Monday, May 26, 2008

Public enemy No.1

here's from my mailbox from "zion heavan"
(i don't care who this is, i have an axe to grind against this mammoth of a user.)


MASTER muzzler. Double talker.

We couldn't help but use these words to describe the Lopez family which runs Meralco for its refusal to grant media coverage of the company's stockholders' meeting on Tuesday, May 27--because we couldn't see any valid reason why they did it.

Because precisely they are the Lopezes, how could they refuse coverage of a great public event, we want to ask. Do they have anything to hide?

Or indeed, there must have been truth to what GSIS President Winston Garcia has been saying all along—-that they have been hiding so many things to the public.

So many things, and not exactly as noble as the Lopezes of great old times had wished and done for this company, among them the paper trail of the present management's magnum opus to put the burden of paying more than P400 million in their own electric consumption a year to the poor, unsuspecting millions of customers.

It's time to know the truth, time to winnow facts from fiction, but the Lopezes would prefer to deny the public of that right, reminiscent of the Spanish friars who had deprived the indios of a good education because the gift of wisdom would cause a great social storm.

By our reckoning, Garcia's series of expose on Meralco are so revolting, it only means that Lopezes had squeezed the public dry to keep them and their minions oiled.

If these are not all true, why are they afraid of a public scrutiny?

We couldn't understand why this Lopez family who emerged triumphant fighting long and hard the Marcos dictatorship would be so afraid of an hour or two of a boardroom battle.

The Lopezes¸ for the longest time the owners and managers of Meralco and the giant network ABS-CBN, should be the last family standing while promoting and protecting public interest.

We couldn't understand why this family who raised all the books on free speech through those dark years would now deprive the public they ought to serve of the same freedom to know the truth about Meralco's "system loss" charges, to "generation charges, transmission charges, metering charges, universal charges—-to name a few.

Along with the ABS-CBN employees, the Lopezes have raised hell many times--the last one was when the AFP and the police denied their reporters and cameramen free access to the Manila Peninsula siege--when their right to information was threatened.

Another sister company, ANC, always takes pride in its non-stop coverage of public hearings at the House and the Senate involving every possible scandal in the government.

In fact, the Lopezes claim that the campaign to lower electricity rates by demanding a change in management of Meralco is a result of the critical reporting by ABS-CBN, ANC, and their radio network, dzMM of what has been happening to the government.

Talk is cheap, if untrue.

Is this why Lopez management has flatly rejected a request from ABS-CBN's rival GMA 7television network to cover the stockholders' meeting live?

Indeed, it's a different story, if you are the one getting the prick of the syringe?

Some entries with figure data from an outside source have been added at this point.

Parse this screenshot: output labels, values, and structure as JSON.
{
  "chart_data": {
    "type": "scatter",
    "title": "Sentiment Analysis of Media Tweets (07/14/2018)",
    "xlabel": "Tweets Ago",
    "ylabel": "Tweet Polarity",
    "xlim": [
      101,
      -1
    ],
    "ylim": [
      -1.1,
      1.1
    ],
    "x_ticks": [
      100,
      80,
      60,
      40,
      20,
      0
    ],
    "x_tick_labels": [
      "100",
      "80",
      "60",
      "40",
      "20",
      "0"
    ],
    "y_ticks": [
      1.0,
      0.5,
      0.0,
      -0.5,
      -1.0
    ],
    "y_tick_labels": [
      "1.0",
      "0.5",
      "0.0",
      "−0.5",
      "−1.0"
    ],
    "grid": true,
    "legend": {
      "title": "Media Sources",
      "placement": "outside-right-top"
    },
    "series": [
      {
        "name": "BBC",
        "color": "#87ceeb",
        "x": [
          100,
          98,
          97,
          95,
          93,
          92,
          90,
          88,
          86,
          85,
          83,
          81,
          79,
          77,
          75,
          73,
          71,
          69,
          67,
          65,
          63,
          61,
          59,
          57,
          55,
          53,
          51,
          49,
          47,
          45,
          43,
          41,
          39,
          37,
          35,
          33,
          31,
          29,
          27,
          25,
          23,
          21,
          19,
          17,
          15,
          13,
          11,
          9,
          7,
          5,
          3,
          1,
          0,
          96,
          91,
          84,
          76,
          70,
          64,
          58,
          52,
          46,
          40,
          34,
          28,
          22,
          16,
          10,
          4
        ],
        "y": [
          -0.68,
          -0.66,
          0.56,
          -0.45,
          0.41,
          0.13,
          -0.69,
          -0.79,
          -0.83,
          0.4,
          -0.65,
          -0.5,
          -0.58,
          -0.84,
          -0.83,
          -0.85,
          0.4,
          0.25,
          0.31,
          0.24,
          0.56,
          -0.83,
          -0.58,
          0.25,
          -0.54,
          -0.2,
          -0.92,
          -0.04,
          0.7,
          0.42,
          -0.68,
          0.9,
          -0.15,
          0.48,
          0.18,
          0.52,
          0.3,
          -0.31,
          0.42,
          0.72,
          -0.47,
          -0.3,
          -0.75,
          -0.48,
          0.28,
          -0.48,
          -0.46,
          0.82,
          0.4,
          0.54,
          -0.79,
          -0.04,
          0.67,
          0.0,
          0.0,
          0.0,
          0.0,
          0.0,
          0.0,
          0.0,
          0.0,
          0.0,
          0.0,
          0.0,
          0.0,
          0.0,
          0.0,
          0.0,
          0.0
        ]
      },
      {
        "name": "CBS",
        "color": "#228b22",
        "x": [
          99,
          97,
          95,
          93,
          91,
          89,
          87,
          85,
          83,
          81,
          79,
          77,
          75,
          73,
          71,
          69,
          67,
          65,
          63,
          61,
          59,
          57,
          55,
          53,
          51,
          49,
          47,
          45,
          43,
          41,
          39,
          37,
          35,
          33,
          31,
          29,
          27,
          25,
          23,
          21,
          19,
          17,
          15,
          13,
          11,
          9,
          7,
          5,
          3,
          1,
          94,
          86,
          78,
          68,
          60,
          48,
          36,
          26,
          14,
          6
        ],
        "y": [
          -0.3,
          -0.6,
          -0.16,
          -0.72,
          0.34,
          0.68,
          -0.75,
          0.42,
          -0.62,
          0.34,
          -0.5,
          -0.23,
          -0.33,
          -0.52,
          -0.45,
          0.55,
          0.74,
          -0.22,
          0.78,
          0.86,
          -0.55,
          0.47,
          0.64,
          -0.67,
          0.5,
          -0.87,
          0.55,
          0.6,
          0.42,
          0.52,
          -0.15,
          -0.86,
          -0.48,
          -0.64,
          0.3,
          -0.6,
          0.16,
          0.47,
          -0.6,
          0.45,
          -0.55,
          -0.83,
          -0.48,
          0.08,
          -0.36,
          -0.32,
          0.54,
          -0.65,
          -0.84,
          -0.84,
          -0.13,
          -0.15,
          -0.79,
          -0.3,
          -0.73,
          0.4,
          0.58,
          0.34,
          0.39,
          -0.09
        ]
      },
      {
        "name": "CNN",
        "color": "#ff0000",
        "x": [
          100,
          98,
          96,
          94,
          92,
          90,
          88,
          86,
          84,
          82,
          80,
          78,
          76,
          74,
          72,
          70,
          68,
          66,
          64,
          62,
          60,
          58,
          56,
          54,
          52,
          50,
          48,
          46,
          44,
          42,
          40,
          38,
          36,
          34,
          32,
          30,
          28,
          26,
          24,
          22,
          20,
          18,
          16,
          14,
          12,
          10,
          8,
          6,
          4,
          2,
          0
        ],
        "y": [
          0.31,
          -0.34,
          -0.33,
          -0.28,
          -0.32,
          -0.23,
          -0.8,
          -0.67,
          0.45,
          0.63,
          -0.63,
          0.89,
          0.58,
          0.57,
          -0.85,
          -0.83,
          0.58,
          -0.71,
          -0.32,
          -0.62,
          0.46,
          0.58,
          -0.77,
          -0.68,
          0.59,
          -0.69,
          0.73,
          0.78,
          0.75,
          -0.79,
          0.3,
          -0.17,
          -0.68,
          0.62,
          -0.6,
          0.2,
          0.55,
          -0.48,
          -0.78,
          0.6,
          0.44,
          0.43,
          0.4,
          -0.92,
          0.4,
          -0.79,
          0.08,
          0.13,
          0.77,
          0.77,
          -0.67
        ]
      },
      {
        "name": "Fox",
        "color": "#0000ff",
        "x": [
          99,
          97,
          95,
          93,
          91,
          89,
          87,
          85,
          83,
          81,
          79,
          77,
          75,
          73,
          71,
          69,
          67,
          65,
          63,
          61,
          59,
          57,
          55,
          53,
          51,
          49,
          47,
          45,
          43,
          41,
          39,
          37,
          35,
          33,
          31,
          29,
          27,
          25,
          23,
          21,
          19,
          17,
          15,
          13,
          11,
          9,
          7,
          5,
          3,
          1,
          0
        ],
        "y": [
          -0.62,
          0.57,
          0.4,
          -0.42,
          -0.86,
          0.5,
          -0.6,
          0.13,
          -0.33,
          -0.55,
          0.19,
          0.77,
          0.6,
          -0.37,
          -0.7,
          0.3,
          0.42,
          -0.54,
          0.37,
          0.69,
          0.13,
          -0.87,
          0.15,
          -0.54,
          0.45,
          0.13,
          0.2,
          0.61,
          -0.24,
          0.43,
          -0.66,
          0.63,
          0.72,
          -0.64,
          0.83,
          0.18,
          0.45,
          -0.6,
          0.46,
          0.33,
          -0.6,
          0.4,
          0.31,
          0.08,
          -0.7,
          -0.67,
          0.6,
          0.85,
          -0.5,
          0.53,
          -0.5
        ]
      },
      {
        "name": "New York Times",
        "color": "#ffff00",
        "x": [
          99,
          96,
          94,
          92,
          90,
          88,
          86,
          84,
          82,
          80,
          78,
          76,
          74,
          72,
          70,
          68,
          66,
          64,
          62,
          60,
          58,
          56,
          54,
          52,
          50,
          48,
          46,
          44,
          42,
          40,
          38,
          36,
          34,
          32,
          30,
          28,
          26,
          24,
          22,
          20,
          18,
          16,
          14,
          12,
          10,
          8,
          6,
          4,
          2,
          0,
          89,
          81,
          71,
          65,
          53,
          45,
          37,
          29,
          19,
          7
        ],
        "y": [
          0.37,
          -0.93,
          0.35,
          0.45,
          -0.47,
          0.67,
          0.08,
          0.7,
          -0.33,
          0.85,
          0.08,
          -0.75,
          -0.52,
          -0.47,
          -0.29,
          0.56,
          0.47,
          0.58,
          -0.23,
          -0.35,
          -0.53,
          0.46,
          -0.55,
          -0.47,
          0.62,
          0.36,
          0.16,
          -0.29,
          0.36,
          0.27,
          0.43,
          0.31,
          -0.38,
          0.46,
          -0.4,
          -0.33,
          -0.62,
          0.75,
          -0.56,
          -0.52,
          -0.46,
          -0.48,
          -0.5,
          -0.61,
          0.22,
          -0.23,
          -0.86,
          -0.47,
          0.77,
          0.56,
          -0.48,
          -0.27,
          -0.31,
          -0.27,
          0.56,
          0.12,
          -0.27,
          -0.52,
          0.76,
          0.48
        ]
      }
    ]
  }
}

Freedom of speech for thee, but not for you and me--the public as stockholders and consumers with as much stake in this public utility?

Didn't the people of the Lopez's TV and radio stations throw everything, including the kitchen sink, to this rival TV station which, they said, gave an inaccurate story about their own ratings? And they did so at a great inconvenience to the public they ought to serve?

Or perhaps, that is precisely the whole point of the refusal of a media coverage of the Meralco stockholders' meeting: It is not the interest of the public that is at stake here, it is the interest of the Lopezes. Nothing more, nothing less. Hindi tayo kapamilya, kaya hindi tayo kasama?

And who belongs to this family? Not those who have been robbed of hard earned money to pay high electricity rates to allow the Lopezes to live it up.

Not the Meralco employees/shareholders who were asked to sign or resign if they wouldn't allow the Lopezes to get all the proxy votes for the May 27 stockholders' meeting? What a way to stay in power!

How do the Lopezes indeed define public interest then? Doesn't this one of Meralco's most of its controversial stockholders meetings fall under public interest? And hence requires vigorous reporting?

Media coverage, the Lopezes used to say, is the best protection against oppressors, if that is how they prefer to call their critics, but how come the Lopezes are not using a great public tool that protected them during the Marcos years, that protected the great mass of people against military power called Edsa Revolution that paved the way for them to reclaim the country's biggest electricity distribution firm?

Times have changed--and how! It only exposed the Lopezes own folly that the things they did then and now was for their own good, never for the public, even if the Lopezes have managed to confuse the two different interests at their convenience. Again, master muzzler, double talker.